6. An apparatus for manufacturing chips for thixomolding-process injection molding machine, comprising:

fixed blades and rotating blades provided inside a chamber for cutting and fragmenting into chips primary crushed pieces of material fed into said chamber;

a mesh-like screen provided in a side portion of said chamber;

a chip takeout port provided on an outer side of said screen;

a powder exhaust port for separately exhausting powder initially mixed with the primary crushed pieces; and

a collector for collecting the chips made from the primary crushed pieces fed into said chamber and which have passed through the screen;

cooling vanes provided above said rotating blades; and

a coarse surface plate provided on a bottom portion of said chamber.
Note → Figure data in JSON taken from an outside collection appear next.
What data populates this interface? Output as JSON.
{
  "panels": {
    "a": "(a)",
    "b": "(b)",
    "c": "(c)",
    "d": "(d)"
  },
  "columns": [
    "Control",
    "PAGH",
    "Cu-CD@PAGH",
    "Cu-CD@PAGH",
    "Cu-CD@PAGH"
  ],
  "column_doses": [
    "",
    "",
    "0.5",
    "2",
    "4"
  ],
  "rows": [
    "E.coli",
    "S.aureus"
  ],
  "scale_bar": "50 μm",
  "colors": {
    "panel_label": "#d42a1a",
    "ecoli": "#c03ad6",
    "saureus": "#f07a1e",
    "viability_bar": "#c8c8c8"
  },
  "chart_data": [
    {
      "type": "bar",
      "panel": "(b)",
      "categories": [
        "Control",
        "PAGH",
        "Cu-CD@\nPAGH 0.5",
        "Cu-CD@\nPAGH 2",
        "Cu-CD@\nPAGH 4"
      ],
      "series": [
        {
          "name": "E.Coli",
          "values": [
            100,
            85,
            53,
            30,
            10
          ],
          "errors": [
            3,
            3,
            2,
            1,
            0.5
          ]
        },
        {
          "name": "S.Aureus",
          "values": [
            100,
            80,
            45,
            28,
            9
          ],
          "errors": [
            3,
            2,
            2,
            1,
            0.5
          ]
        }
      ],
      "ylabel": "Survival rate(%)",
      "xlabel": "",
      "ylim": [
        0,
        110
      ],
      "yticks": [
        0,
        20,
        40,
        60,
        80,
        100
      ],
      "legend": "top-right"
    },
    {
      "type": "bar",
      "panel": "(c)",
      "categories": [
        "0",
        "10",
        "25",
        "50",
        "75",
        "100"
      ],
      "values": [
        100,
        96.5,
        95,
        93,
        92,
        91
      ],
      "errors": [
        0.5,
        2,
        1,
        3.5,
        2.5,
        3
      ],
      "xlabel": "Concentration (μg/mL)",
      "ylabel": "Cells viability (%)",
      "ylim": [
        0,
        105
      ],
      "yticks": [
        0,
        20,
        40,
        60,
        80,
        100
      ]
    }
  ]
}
7. An apparatus for manufacturing chips for thixomolding-process injection molding machine, comprising:

a mesh-like screen provided in a side portion of said chamber;

a chip takeout port provided on an outer side of said screen;

cooling vanes provided above said rotating blades, and

a coarse surface plate provided on a bottom of said chamber; and

a collector for collecting the chips made from the primary crushed pieces fed into said chamber and which have passed through said screen.

8. A method for manufacturing chips for a thixomolding-process injection molding machine comprising the steps of:

charging metal alloy primary crushed pieces into a chip manufacturing apparatus having fixed blades, rotating blades, and a screen;

cutting and fragmenting the primary crushed pieces by said fixed blades and said rotating blades, and passing the cut and fragmented pieces, together with a powder obtained from the cutting and fragmenting of the primary cut pieces, through and flying outside the screen so as to obtain chips mixed with the powder; and

forcedly exhausting the powder from the chips.

9. The method for manufacturing chips for a thixomolding-process injection molding machine according to claim 8, wherein the primary crushed pieces have a length and thickness of between approximately 5 to 30 mm.

10. The method for manufacturing chips for a thixomolding-process injection molding machine according to claim 8, wherein the powder is collected.

11. The method for manufacturing chips for a thixomolding-process injection molding machine according to claim 8, wherein surfaces of the chips are polished during the cutting and fragmenting by the fixed blades and the rotating blades.

12. The method for manufacturing chips for a thixomolding-process injection molding machine according to claim 8, wherein one of an aluminum alloy, zinc alloy, and magnesium alloy is used as the metal alloy for the primary crushed pieces.